In his 2000 federal habeas challenge, petitioner raised the following claims: (1) petitioner was denied the effective assistance of trial counsel; (2) petitioner was denied the effective assistance of appellate counsel; (3) the trial judge violated petitioner's Fourteenth Amendment due process rights when he failed to comply with sentencing guidelines; (4) the trial judge violated petitioner's Fifth and Fourteenth Amendment rights "by using extraneous factors in sentencing, violating privileged communication privacy, and by failing to give notice and opportunity to respond to factors he relied upon in sentencing"; (5) "[the] trial judge violated petitioner's constitutional right when he deprived jury of its fact-finding duty by removing material issue from jury instruction"; (6) "[the] trial court failed to instruct on defense theory"; and (7) "[the] trial judge abused his discretion when he declined to exercise it in imposing the most severe sentence available, in light of all circumstances, thereby violating this petitioner's Eighth Amendment constitutional right." (See 2000 Petition at 6-7, unnumbered page following 7). The action was dismissed as untimely under 28 U.S.C. § 2244(d). (See Report and Recommendation in Case No. CV 00-12006-NM (Mc), entered October 1, 2001, at 4-11; see also Order: (1) Vacating Judgment; and (2) Adopting Report and Recommendation of United States Magistrate Judge; and Judgment, both entered on November 7, 2001). Petitioner's subsequent request for a certificate of appealability was denied.
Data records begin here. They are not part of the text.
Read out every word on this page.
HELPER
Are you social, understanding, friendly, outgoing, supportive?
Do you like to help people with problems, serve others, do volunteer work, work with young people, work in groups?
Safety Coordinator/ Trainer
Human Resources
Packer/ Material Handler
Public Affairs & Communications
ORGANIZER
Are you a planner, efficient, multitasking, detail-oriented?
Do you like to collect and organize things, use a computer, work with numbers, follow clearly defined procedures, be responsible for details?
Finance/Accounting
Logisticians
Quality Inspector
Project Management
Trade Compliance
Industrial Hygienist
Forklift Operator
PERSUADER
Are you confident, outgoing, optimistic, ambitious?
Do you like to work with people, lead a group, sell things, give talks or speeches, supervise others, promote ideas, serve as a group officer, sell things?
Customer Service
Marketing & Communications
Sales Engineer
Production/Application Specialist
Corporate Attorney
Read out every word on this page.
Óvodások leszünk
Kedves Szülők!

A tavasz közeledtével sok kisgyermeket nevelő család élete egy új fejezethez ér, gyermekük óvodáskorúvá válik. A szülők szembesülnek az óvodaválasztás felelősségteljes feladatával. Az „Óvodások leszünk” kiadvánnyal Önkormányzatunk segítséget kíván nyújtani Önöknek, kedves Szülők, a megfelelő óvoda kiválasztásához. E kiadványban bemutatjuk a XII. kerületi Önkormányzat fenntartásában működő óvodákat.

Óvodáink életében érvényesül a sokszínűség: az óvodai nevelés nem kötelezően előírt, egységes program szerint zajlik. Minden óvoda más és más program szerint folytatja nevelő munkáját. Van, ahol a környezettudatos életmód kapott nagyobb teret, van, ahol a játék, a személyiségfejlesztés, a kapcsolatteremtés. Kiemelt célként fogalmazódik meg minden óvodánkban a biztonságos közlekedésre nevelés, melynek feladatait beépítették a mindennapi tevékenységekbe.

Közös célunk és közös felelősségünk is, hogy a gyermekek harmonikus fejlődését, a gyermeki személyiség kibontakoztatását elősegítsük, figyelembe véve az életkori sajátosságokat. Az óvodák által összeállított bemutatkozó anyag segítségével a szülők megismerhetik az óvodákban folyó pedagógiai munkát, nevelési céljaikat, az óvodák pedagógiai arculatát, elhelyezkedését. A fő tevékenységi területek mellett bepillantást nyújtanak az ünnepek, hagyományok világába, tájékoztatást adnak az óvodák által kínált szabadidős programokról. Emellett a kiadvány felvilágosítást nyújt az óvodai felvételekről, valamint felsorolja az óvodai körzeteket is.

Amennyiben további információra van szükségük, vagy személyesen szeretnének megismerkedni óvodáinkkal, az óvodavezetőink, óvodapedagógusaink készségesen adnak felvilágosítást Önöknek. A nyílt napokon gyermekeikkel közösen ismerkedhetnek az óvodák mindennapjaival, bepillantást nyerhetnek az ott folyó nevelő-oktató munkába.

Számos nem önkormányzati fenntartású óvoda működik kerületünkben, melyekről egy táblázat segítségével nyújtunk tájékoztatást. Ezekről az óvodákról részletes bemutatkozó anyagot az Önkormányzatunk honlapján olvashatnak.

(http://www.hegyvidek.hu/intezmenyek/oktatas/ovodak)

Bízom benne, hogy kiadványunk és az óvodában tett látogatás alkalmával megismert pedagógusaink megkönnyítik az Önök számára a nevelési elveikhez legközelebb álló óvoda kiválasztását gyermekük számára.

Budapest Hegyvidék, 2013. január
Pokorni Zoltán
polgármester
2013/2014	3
In the instant Petition, petitioner sets forth two new claims that were not presented in the earlier federal habeas action: (1) "[p]petitioner is actually innocent of having suffered the necessary prerequisite predicate priors for enhancement purposes"; and (2) "[u]se of petitioner's 1976 prior conviction for enhancement purpose violates constitutional prohibition against ex post facto law." (See Petition at 5). Even if petitioner's claims in the instant Petition satisfied 28 U.S.C. § 2244(b)(2)(A) or § 2244(b)(2)(B), however (and it does not appear that petitioner has satisfied any of those provisions), petitioner nevertheless is required to seek authorization from the Ninth Circuit before filing a successive petition. 28 U.S.C. § 2244(b)(3)(A) ("Before a second or successive application permitted by this section is filed in the district court, the applicant shall move in the appropriate court of appeals for an order authorizing the district court to consider the application."). There is no indication in the instant Petition, or in the overall record, that petitioner obtained such authorization from the Ninth Circuit. See Burton v. Stewart, 549 U.S. 147, 127 S.Ct. 793, 796, 166 L.Ed. 2d 628 (2007) (AEDPA requires petitioner to receive authorization from the Court of Appeals before filing a second habeas petition). In fact, to the contrary, petitioner's application for authorization to file a second or successive habeas petition in the district court was denied by the Ninth Circuit on October 19, 2006. (See Ninth Circuit Court of Appeals' Order issued on October 19, 2006). As such, the Court is without jurisdiction to entertain the instant Petition under 28 U.S.C. § 2244(b). See id.; Cooper, 274 F.3d at 1274 ("'When the AEDPA is in play, the district court may not, in the absence of proper authorization from the court of appeals, consider a second or successive habeas application.'").

Accordingly, the Court finds that dismissal of the instant Petition is appropriate as it is successive, and petitioner has not provided any documentation to this Court showing that he received authorization from the Ninth Circuit to file a successive petition.

IT IS THEREFORE ORDERED that the Petition is dismissed without prejudice.